Both leaders also exchanged views and perspectives on regional and global issues. The foreign secretary informed that there was a strong agreement between the two leaders on the significance of further strengthening bilateral, and subregional cooperation to sustain prosperity in these challenging times.
“Both prime ministers held extensive and productive discussions on the entire range of bilateral issues including political and security cooperation, energy partnership, water corporation, trade and economic ties, development partnership and strengthening people-to-people ties. They also exchanged views and perspectives on regional and global issues,” Kwatra said.
Both leaders unveiled and inaugurated important development projects including Unit I of the joint Maitree power plant and Rupsha bridge and witnessed the exchange of seven MoUs in the areas of water resources, capacity building, railway, science and technologies.
Highlighting the key issues that came under discussion, the Indian foreign secretary said both leaders emphasised the importance of security cooperation, counter-terrorism, and cross-border crimes.
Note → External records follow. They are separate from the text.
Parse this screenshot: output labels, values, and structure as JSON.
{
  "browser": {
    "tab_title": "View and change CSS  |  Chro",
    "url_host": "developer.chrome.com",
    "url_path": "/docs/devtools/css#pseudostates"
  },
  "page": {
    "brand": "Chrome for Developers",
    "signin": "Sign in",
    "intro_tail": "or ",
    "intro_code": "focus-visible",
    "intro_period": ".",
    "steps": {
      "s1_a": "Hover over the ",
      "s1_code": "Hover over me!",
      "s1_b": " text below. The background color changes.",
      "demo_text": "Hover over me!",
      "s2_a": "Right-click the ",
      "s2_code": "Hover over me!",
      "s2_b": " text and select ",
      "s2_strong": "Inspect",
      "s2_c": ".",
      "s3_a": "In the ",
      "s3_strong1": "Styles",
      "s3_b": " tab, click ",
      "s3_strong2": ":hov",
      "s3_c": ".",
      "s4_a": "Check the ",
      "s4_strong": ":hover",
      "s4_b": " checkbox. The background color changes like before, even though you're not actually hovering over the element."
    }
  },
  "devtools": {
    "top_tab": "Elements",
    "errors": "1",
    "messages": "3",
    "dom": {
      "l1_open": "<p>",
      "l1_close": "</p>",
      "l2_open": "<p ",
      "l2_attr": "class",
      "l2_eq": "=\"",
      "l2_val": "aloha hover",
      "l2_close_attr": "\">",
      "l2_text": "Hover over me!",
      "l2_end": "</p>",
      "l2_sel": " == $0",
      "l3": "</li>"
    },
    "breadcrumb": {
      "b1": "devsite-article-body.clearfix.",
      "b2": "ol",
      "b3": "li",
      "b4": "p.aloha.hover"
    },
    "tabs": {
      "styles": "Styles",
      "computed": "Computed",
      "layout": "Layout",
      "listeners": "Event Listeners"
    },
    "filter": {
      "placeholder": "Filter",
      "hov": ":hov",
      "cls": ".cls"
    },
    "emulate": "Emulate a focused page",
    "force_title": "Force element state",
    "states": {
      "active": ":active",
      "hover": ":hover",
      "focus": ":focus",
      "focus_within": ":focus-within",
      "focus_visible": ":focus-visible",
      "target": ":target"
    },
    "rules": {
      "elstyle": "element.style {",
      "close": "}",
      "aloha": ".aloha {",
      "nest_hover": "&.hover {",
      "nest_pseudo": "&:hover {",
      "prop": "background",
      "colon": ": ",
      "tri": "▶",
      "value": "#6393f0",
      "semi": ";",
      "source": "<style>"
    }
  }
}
“Both leaders underscored the importance of continuing our close security cooperation in the fields of counter-terrorism, border management, and cross-border crimes. They agreed to further enhance our development partnership including upgradation of railway infra projects in Bangladesh,” he said.
“Bangladesh is one of India’s important development partners both in terms of value and concessionality of terms and the range of cooperation in the entire spectrum of the development partnership,” he added.